Student loan borrowers are not out of the woods yet. Federal student loan interest rates are set to double this year


They made the decision to cancel after a public outcry that gained attention both online and in print. And Bank of America was actually the last of several banks—including Wells Fargo and JPMorganChase—to cancel such fees as a response to consumer objections.

Occupy Wall Street may be able to claim some of the credit for fueling and helping to focus consumer ire over what many people see as perverse and unreasonable fees and charges. So can other unrelated movements and events, such as Bank Transfer Day—a movement to encourage people to switch accounts from commercial banks to nonprofit credit unions en masse on November 5, 2011.

Between September 29—the day Bank of America announced its new fee—and November 2, the credit union industry reported receiving over $4.5 billion in new deposits and 440,000 new customers, boosting new accounts by 50%. And on the day of November 5, about 40,000 people signed up for credit union accounts according to the Credit Union National Association***. Those numbers may not be much to JPMorganChase executives—but they may be enough to send a message.

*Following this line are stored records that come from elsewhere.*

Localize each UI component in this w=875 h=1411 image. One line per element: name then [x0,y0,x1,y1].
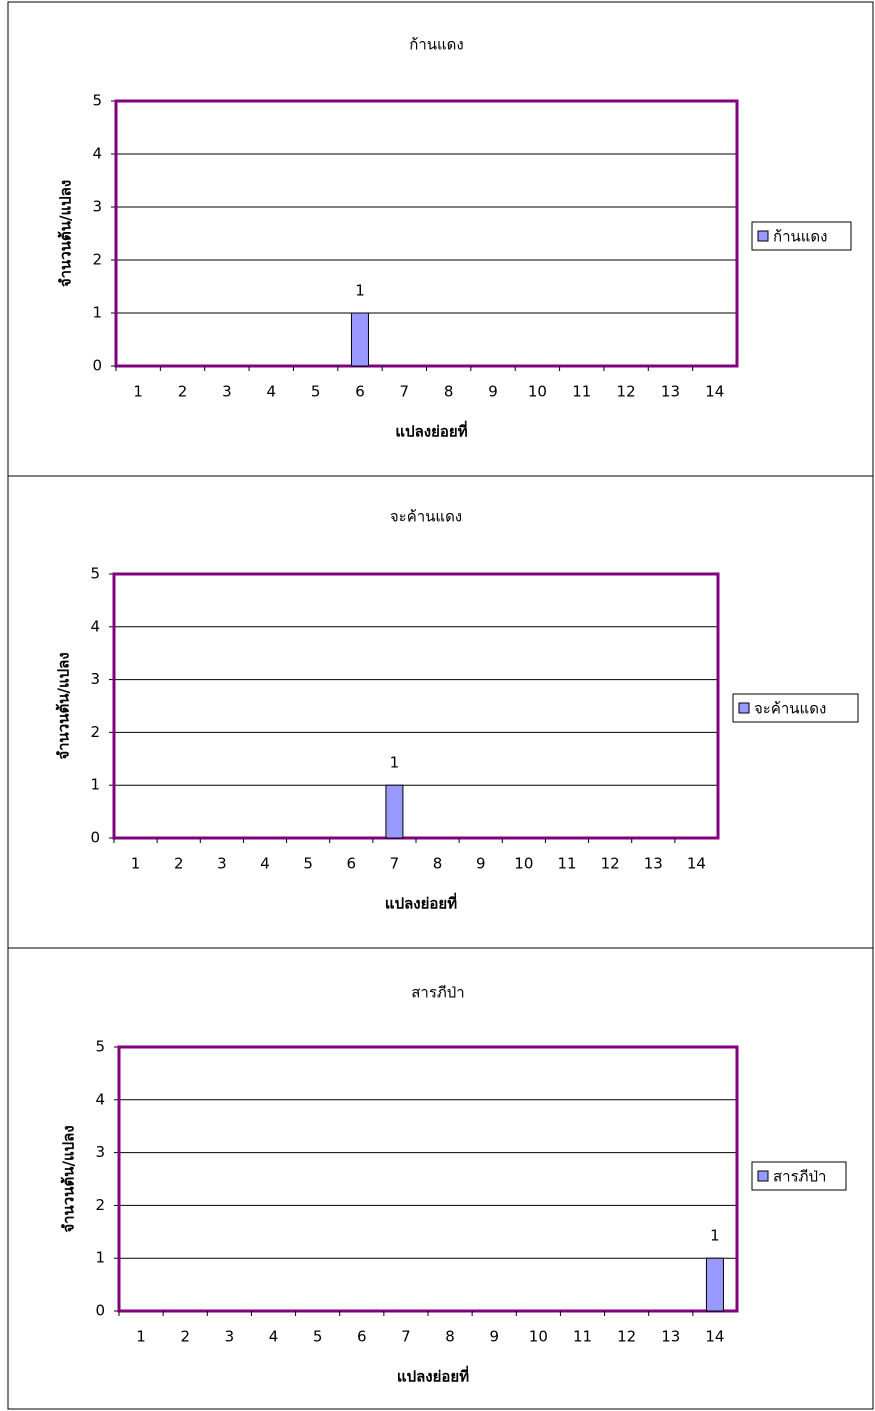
plot-border [119,1047,737,1311]
panel [8,2,873,476]
x-tick-label: 11 [557,855,576,873]
x-tick-label: 10 [529,1328,548,1346]
legend-swatch [758,1171,768,1181]
x-tick-label: 6 [357,1328,367,1346]
y-tick-label: 4 [92,145,102,163]
x-tick-label: 14 [705,383,724,401]
chart-title: ก้านแดง [409,36,464,54]
y-tick-label: 0 [92,357,102,375]
bar [351,313,368,366]
x-tick-label: 12 [617,383,636,401]
y-tick-label: 5 [92,92,102,110]
y-tick-label: 2 [90,723,100,741]
bar [386,785,403,838]
chart-title: จะค้านแดง [390,508,462,526]
x-tick-label: 1 [131,855,141,873]
legend-label: ก้านแดง [773,228,828,246]
x-tick-label: 4 [266,383,276,401]
data-label: 1 [390,754,400,772]
x-tick-label: 8 [433,855,443,873]
x-tick-label: 3 [222,383,232,401]
y-tick-label: 5 [95,1038,105,1056]
y-tick-label: 3 [90,670,100,688]
y-tick-label: 0 [95,1302,105,1320]
y-tick-label: 1 [92,304,102,322]
x-tick-label: 2 [174,855,184,873]
x-axis-label: แปลงย่อยที่ [395,421,467,441]
y-tick-label: 2 [95,1196,105,1214]
data-label: 1 [355,282,365,300]
y-tick-label: 3 [95,1143,105,1161]
x-tick-label: 4 [269,1328,279,1346]
legend-swatch [739,703,749,713]
x-tick-label: 5 [303,855,313,873]
legend-swatch [758,231,768,241]
x-tick-label: 7 [390,855,400,873]
plot-border [116,101,737,366]
x-tick-label: 3 [225,1328,235,1346]
x-tick-label: 9 [488,383,498,401]
x-tick-label: 3 [217,855,227,873]
x-tick-label: 4 [260,855,270,873]
x-tick-label: 14 [687,855,706,873]
y-tick-label: 5 [90,565,100,583]
x-tick-label: 11 [573,1328,592,1346]
y-tick-label: 2 [92,251,102,269]
y-tick-label: 1 [90,776,100,794]
x-tick-label: 13 [661,1328,680,1346]
x-tick-label: 12 [617,1328,636,1346]
x-tick-label: 7 [400,383,410,401]
x-tick-label: 10 [528,383,547,401]
page: ก้านแดง01234512345678910111213141ก้านแดง… [0,0,875,1411]
y-tick-label: 4 [90,617,100,635]
x-tick-label: 6 [355,383,365,401]
x-tick-label: 1 [136,1328,146,1346]
x-tick-label: 13 [644,855,663,873]
x-tick-label: 5 [313,1328,323,1346]
x-tick-label: 6 [347,855,357,873]
legend-label: จะค้านแดง [754,700,826,718]
y-axis-label: จำนวนต้น/แปลง [60,1125,78,1232]
x-tick-label: 9 [489,1328,499,1346]
x-tick-label: 5 [311,383,321,401]
y-axis-label: จำนวนต้น/แปลง [57,180,75,287]
x-tick-label: 7 [401,1328,411,1346]
y-tick-label: 4 [95,1090,105,1108]
bar [706,1258,723,1311]
x-tick-label: 8 [444,383,454,401]
x-tick-label: 10 [514,855,533,873]
data-label: 1 [710,1227,720,1245]
x-tick-label: 2 [180,1328,190,1346]
plot-border [114,574,718,838]
y-axis-label: จำนวนต้น/แปลง [55,652,73,759]
x-tick-label: 11 [572,383,591,401]
x-axis-label: แปลงย่อยที่ [385,893,457,913]
x-tick-label: 8 [445,1328,455,1346]
y-tick-label: 1 [95,1249,105,1267]
x-tick-label: 1 [133,383,143,401]
y-tick-label: 0 [90,829,100,847]
legend-label: สารภีป่า [773,1168,826,1186]
x-tick-label: 13 [661,383,680,401]
y-tick-label: 3 [92,198,102,216]
x-axis-label: แปลงย่อยที่ [397,1366,469,1386]
x-tick-label: 14 [705,1328,724,1346]
x-tick-label: 2 [178,383,188,401]
x-tick-label: 12 [601,855,620,873]
chart-title: สารภีป่า [411,984,464,1002]
x-tick-label: 9 [476,855,486,873]
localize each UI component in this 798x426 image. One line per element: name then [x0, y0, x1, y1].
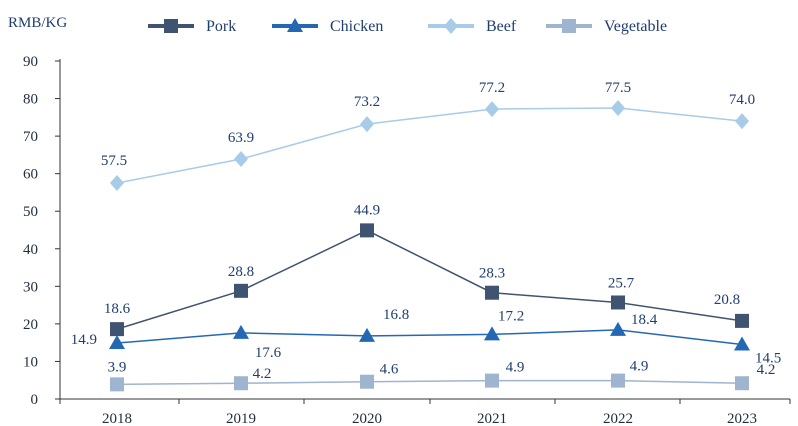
beef-data-label: 77.2 [479, 80, 505, 96]
beef-point [611, 99, 625, 116]
legend: Pork Chicken Beef Vegetable [148, 18, 667, 35]
y-tick-label: 40 [23, 242, 38, 258]
y-tick-label: 10 [23, 354, 38, 370]
legend-marker [164, 19, 178, 33]
series-vegetable: 3.9 4.2 4.6 4.9 4.9 4.2 [108, 359, 776, 392]
vegetable-data-label: 4.2 [253, 366, 272, 382]
chicken-data-label: 18.4 [631, 312, 658, 328]
pork-point [735, 313, 749, 328]
chicken-data-label: 14.5 [755, 351, 781, 367]
chicken-data-label: 16.8 [383, 307, 409, 323]
pork-data-label: 18.6 [104, 301, 131, 317]
legend-label: Pork [206, 18, 236, 35]
legend-item-pork: Pork [148, 18, 236, 35]
vegetable-data-label: 4.2 [757, 362, 776, 378]
y-tick-label: 80 [23, 92, 38, 108]
legend-marker [444, 18, 458, 34]
pork-point [360, 223, 374, 238]
pork-data-label: 20.8 [714, 292, 740, 308]
chicken-point [484, 326, 500, 341]
vegetable-point [360, 374, 374, 389]
pork-point [110, 322, 124, 337]
pork-data-label: 25.7 [608, 275, 635, 291]
axes: 0 10 20 30 40 50 60 70 80 90 2018 2019 2020 2021 2022 2… [23, 54, 791, 426]
vegetable-point [735, 376, 749, 391]
legend-label: Vegetable [604, 18, 667, 35]
y-tick-label: 20 [23, 317, 38, 333]
beef-data-label: 57.5 [101, 153, 127, 169]
pork-data-label: 28.8 [228, 264, 254, 280]
beef-data-label: 74.0 [729, 92, 755, 108]
y-tick-label: 30 [23, 279, 38, 295]
chicken-point [109, 335, 125, 350]
series-pork: 18.6 28.8 44.9 28.3 25.7 20.8 [104, 202, 749, 337]
vegetable-data-label: 4.9 [506, 360, 525, 376]
beef-point [234, 151, 248, 168]
y-tick-label: 50 [23, 204, 38, 220]
beef-point [485, 101, 499, 118]
chicken-data-label: 17.6 [255, 345, 282, 361]
chicken-point [233, 324, 249, 339]
pork-point [611, 295, 625, 310]
vegetable-data-label: 4.9 [630, 359, 649, 375]
legend-label: Beef [486, 18, 517, 35]
legend-item-vegetable: Vegetable [546, 18, 667, 35]
y-tick-label: 60 [23, 167, 38, 183]
beef-point [735, 113, 749, 130]
vegetable-data-label: 3.9 [108, 359, 127, 375]
chicken-data-label: 17.2 [498, 308, 524, 324]
y-tick-label: 90 [23, 54, 38, 70]
vegetable-point [611, 373, 625, 388]
x-tick-label: 2023 [727, 411, 757, 426]
y-tick-label: 70 [23, 129, 38, 145]
vegetable-data-label: 4.6 [380, 362, 399, 378]
legend-label: Chicken [330, 18, 383, 35]
beef-line [116, 107, 743, 184]
x-tick-label: 2021 [477, 411, 507, 426]
pork-point [485, 285, 499, 300]
vegetable-line [116, 379, 743, 386]
legend-item-beef: Beef [428, 18, 517, 35]
vegetable-point [485, 373, 499, 388]
chicken-point [610, 321, 626, 336]
y-tick-label: 0 [31, 392, 39, 408]
beef-point [360, 116, 374, 133]
beef-data-label: 77.5 [605, 80, 631, 96]
pork-line [116, 229, 743, 330]
chicken-data-label: 14.9 [71, 332, 97, 348]
x-tick-label: 2019 [226, 411, 256, 426]
beef-data-label: 63.9 [228, 130, 254, 146]
x-tick-label: 2022 [603, 411, 633, 426]
x-tick-label: 2018 [102, 411, 132, 426]
vegetable-point [110, 377, 124, 392]
chicken-point [359, 327, 375, 342]
pork-point [234, 283, 248, 298]
chicken-point [734, 336, 750, 351]
beef-point [110, 175, 124, 192]
series-layer: 18.6 28.8 44.9 28.3 25.7 20.8 14.9 17.6 16.8 17.2… [71, 80, 782, 392]
beef-data-label: 73.2 [354, 94, 380, 110]
pork-data-label: 28.3 [479, 266, 505, 282]
pork-data-label: 44.9 [354, 202, 380, 218]
y-axis-unit-label: RMB/KG [8, 15, 67, 31]
chicken-line [116, 329, 743, 346]
vegetable-point [234, 376, 248, 391]
legend-marker [562, 19, 576, 33]
series-beef: 57.5 63.9 73.2 77.2 77.5 74.0 [101, 80, 755, 192]
legend-marker [287, 18, 303, 32]
x-tick-label: 2020 [352, 411, 382, 426]
legend-item-chicken: Chicken [272, 18, 383, 35]
series-chicken: 14.9 17.6 16.8 17.2 18.4 14.5 [71, 307, 782, 367]
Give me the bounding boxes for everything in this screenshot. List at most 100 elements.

A speech by Barack Obama show that he has also been listening to frustrated student loan holders and consumers. After the We the People Petition entitled “Forgive Student Loan Debt to Stimulate the Economy and Usher in a New Era of Innovation, Entrepreneurship and Prosperity” attracted thousands of signatures, President Obama introduced new legislation attempting to make it easier to consolidate loans, lowering the minimum payment limit for borrowers who qualify, and reducing the length of time to qualify for loan forgiveness from 25 to 20 years.

Still, student loan borrowers are not out of the woods yet. Federal student loan interest rates are set to double this year. And with a Congress bent on cutting government spending, it’s possible many student aid programs will be slashed in the future—including those that affect current borrowers. While there have been some strides made in establishing more fair banking practices, chances are it will take much more protest and activism to inspire widespread and lasting change in the financial industry.